LONDON (Reuters) – Britain said on Thursday it would match an offer by the European Union to protect airlines’ flying rights in the event of a no-deal Brexit, tackling one of the main concerns that planes could be grounded and lead to travel chaos.
The Department for Transport said the government was still working to secure a withdrawal and transition deal with Brussels, but that as part of its preparations for all eventualities it had agreed to reciprocate EU plans.
The EU executive has proposed allowing British airlines to fly to and from EU airports for 12 months after March 29, assuming Britain offered equivalent rights to EU airlines.
Britain said on Thursday for the 12 month period it intended to grant EU air carriers a level of access to the UK at least equivalent to the rights that would be granted to UK airlines under the EU’s regulation.

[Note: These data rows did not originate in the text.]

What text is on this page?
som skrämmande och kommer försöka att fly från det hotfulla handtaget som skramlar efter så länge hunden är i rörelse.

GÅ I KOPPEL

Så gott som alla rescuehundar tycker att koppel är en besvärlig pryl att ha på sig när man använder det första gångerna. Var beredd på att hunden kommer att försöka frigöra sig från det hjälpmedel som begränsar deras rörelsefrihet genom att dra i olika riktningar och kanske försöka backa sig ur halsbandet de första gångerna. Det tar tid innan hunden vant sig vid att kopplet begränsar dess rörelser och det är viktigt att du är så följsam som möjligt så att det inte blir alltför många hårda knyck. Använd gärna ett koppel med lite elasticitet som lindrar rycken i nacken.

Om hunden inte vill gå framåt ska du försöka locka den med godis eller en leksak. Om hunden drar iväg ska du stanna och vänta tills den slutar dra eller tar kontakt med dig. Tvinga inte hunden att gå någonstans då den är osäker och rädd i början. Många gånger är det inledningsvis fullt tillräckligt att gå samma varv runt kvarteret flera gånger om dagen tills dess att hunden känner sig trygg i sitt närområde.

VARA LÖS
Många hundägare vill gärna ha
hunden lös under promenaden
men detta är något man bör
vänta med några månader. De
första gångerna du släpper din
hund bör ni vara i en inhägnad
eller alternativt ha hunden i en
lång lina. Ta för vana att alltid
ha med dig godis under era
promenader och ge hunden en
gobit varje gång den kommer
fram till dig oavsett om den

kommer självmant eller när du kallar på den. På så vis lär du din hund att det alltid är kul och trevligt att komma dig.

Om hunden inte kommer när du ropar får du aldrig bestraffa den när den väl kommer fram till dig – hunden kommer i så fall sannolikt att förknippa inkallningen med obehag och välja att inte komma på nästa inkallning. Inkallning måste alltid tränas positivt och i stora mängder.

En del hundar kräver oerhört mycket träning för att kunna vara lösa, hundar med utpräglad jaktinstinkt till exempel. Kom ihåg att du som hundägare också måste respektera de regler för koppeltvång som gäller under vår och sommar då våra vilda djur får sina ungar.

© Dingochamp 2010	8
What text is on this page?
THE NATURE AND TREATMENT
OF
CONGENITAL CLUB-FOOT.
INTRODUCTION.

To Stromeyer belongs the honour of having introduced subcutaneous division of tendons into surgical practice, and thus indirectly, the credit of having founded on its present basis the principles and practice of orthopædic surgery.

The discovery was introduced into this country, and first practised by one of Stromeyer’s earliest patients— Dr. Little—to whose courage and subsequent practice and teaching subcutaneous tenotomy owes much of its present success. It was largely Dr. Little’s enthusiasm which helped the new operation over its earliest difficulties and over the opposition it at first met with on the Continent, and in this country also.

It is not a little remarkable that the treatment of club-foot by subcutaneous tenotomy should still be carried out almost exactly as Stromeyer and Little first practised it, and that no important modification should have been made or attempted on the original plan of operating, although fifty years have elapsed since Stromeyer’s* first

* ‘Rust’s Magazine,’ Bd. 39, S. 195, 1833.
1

“This includes traffic rights, ownership and control, leasing of aircraft, cooperative marketing arrangements and fair competition,” it said.
It said it would also go further and allow member state airlines to operate wholly within the UK for the IATA summer season 2019, which ends on 27 October 2019, to maintain connections between regional bases.
Ryanair boss Michael O’Leary had been vocal in warning that planes could be grounded if Britain leaves the EU without a deal. Rival easyJet has established a new airline in Austria to protect its rights.